My Audio Revelation

My Audio Revelation

I’ve always loved listening to music on a sound system, even going as far back as when all I had access to was my parents’ outdated, low-fi stereo system.

It was in my college’s music library, where I worked, that I was introduced to quality sound, although at the time I had no idea what “quality sound” was; I just knew that, through the library’s headphone-equipped turntables, I liked what I heard.

I spent hours there losing myself in the music. It was fun, it felt good, and I was convinced that “this is for me”.

Then something happened. I got a job, which required that I spend my days in front of a computer screen. I bought an iPod Mini to help me concentrate while I worked, but after a while my ears started to hurt. I didn’t know why. It didn’t occur to me at the time that it was because of the iPod’s sound quality. Rather, I began to think that maybe listening to music wasn’t for me after all.

Luckily, soon after, and seizing the day, I accepted the invitation of a friend to go to his home for the first (but not last) time. He showed me his stereo, which included two speakers that were so big they took up most of the living room. My friend asked if I wanted to listen to music, and although I was tempted, my experience with the iPod Minis made me worry that the sound from those speakers would hurt my ears.

“Just close your eyes and listen,” he said, reassuringly. I did, and the experience turned out to be a revelation. It sounded as if the musicians were right there in the room with me. It was so beautiful!  I never would have thought it possible to hear such good music in such a small apartment in a multi-unit block. We listened for hours, and I thought to myself, “Everyone needs to hear this!”

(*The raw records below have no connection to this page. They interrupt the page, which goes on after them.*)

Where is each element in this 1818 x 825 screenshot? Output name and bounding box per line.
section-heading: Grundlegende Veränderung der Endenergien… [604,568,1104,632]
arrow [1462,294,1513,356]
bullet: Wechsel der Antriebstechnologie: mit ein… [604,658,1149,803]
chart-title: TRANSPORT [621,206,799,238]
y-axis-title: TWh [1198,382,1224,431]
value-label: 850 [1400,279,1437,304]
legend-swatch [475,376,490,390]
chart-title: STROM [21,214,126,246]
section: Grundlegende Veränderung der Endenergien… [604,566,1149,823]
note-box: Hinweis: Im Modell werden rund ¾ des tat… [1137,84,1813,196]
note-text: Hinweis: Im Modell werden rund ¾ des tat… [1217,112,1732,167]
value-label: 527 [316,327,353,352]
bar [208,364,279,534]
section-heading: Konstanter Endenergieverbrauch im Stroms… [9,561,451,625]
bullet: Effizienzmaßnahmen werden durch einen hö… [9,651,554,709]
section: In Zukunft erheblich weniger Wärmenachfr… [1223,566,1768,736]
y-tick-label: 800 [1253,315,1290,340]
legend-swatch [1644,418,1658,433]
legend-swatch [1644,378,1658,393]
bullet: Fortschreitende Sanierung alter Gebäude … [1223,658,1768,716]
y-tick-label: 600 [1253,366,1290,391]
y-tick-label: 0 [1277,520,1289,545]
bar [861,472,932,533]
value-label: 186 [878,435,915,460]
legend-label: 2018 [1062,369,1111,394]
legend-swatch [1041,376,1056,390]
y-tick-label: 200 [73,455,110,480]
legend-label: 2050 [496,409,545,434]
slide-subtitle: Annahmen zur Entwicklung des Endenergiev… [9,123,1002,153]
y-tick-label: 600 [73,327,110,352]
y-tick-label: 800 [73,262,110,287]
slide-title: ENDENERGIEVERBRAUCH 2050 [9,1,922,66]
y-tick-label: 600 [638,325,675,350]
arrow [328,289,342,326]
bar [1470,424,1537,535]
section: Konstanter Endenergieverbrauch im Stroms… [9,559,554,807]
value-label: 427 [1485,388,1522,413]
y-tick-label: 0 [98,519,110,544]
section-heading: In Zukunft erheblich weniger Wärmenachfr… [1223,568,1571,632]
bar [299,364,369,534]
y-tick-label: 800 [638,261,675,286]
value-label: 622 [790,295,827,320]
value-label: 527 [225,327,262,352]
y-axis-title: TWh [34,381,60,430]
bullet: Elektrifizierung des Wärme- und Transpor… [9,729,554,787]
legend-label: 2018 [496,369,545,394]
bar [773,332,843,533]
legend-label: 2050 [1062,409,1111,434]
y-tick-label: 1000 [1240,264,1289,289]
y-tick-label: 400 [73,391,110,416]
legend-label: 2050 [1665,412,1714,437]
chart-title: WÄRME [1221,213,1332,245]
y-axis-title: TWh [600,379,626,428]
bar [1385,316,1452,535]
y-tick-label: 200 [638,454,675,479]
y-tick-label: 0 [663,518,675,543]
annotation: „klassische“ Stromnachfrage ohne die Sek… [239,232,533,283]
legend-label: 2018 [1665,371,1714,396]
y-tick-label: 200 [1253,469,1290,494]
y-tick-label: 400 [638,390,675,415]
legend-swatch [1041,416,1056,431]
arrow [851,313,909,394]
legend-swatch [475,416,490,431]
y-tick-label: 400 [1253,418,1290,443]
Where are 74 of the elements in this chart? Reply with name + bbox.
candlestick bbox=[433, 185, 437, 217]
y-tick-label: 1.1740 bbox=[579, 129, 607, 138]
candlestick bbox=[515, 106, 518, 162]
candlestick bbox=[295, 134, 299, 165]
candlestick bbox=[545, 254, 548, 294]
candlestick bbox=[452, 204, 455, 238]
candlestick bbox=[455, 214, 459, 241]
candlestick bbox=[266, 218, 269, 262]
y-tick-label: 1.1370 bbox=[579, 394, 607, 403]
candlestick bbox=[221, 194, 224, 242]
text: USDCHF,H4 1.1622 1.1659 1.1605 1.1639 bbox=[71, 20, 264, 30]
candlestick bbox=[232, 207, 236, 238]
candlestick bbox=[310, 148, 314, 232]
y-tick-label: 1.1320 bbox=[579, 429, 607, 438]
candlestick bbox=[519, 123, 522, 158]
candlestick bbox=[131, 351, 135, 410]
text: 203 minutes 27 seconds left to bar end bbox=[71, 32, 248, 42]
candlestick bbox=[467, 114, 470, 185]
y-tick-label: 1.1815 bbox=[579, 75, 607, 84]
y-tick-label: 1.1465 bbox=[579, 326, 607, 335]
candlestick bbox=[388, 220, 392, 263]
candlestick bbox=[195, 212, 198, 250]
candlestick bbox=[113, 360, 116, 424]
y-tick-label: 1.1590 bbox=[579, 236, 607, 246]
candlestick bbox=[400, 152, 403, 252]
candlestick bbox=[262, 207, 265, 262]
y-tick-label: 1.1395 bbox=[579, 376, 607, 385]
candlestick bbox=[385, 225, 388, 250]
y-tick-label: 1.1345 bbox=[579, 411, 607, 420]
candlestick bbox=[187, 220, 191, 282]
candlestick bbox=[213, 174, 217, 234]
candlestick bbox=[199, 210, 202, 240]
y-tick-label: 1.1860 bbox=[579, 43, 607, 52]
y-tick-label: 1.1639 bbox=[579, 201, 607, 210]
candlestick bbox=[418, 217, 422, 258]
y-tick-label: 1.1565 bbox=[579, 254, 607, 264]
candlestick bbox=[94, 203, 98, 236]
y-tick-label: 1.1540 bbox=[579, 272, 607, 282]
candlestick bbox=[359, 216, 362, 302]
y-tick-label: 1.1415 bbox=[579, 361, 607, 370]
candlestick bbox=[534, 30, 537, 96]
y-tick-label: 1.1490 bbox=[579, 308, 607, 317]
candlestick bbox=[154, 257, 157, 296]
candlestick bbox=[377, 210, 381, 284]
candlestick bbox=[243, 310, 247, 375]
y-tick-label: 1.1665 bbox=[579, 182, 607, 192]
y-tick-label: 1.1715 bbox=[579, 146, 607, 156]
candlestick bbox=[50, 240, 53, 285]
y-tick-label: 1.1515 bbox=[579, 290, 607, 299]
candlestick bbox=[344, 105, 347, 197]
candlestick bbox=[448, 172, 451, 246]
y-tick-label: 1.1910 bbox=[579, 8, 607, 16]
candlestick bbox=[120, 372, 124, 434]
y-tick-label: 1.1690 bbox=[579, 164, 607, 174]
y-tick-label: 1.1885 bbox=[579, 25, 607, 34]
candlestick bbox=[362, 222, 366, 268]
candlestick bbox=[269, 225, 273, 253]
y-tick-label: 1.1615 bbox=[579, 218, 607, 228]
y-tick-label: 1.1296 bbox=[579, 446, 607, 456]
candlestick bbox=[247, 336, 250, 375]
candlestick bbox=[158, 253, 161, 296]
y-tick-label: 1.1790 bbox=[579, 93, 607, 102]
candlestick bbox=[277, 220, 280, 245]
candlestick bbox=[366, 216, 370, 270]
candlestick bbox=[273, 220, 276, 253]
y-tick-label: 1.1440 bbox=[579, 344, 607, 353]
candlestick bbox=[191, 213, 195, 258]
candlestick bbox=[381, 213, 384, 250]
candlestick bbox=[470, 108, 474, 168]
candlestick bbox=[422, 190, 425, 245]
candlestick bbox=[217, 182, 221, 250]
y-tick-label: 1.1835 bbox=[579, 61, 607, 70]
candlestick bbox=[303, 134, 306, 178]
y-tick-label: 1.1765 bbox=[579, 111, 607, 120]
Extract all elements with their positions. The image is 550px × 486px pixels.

That led to my friend and I organizing listening sessions with our friends. And buying a house together. And a turntable. And getting married. Throughout, music has been at the center of our lives.

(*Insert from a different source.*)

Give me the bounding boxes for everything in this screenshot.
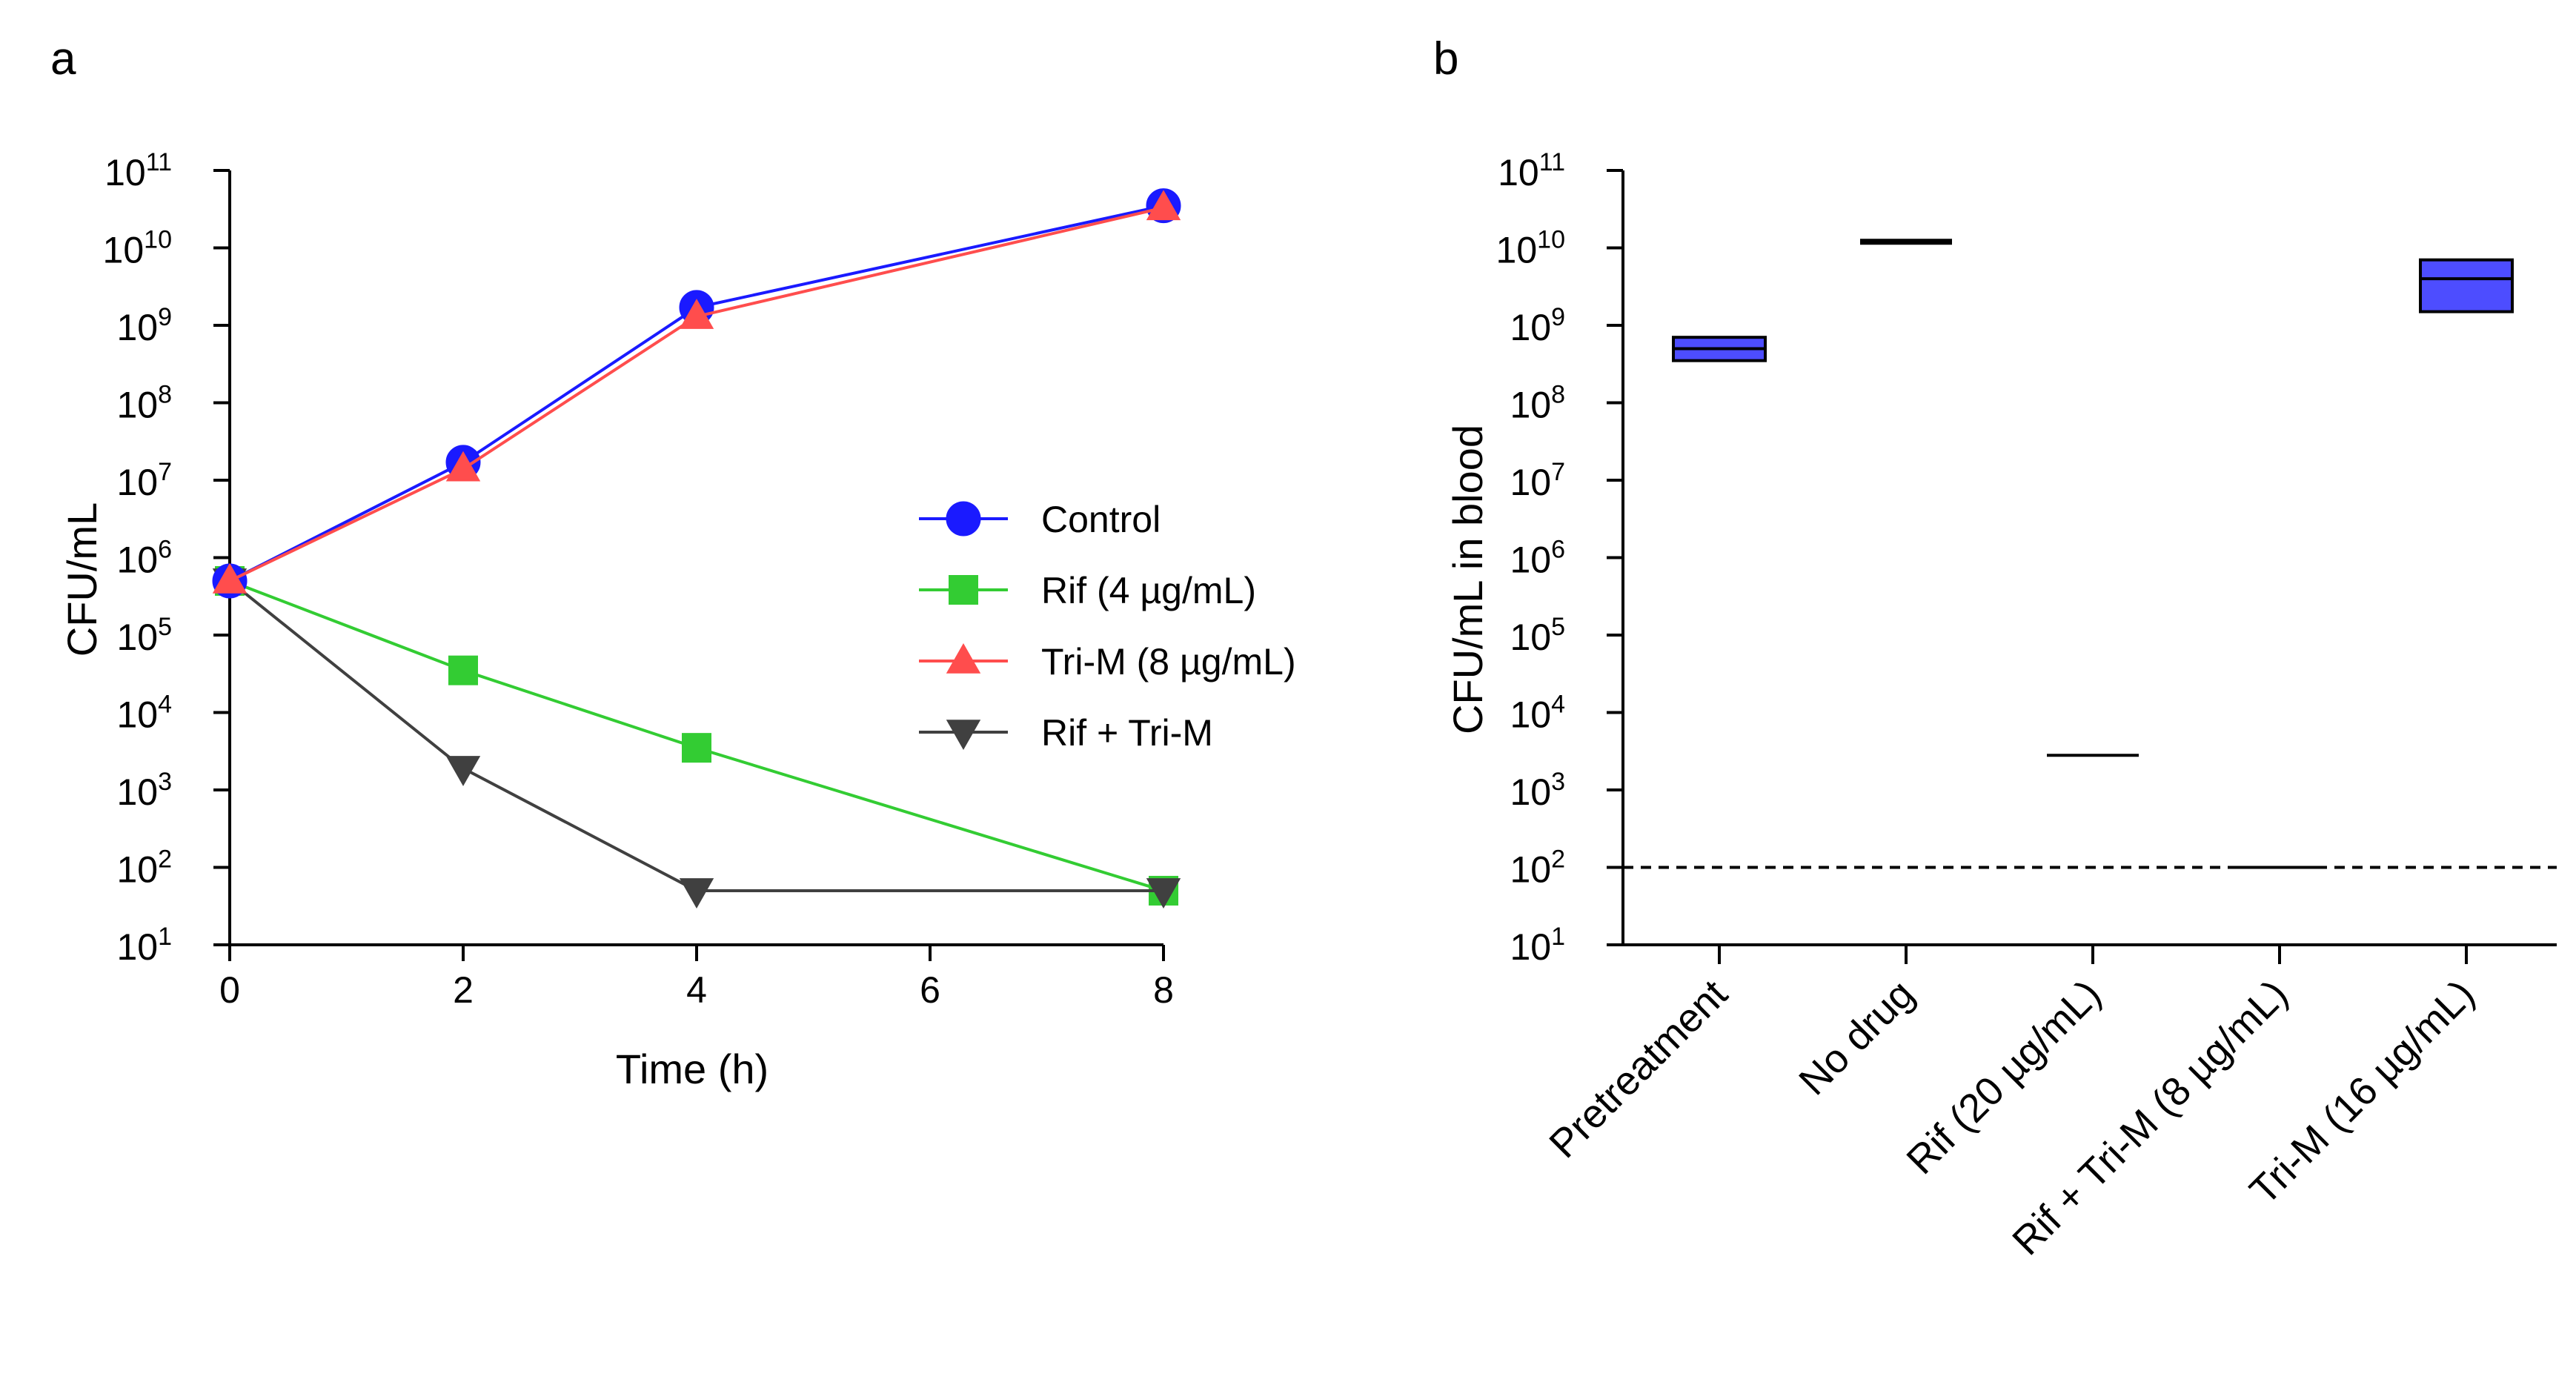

Bit by bit, we’re improving the sound of our audio system. It’s evolving. But regardless of the system we have at any one time, or even the music we listen to, what matters most to us is that we find the time to just sit down and appreciate the music.

Do we ever get the urge to buy new audio gear to improve the sound of our system? Sure, but not because it isn’t already good, but because it’s fun to try out new things. And it’s great to hear one’s favorite music sound better than ever.

The way I see it, if I calculate how much money I spend on audio equipment with the amount of time I listen to my stereo system, it really doesn’t cost me that much per hour.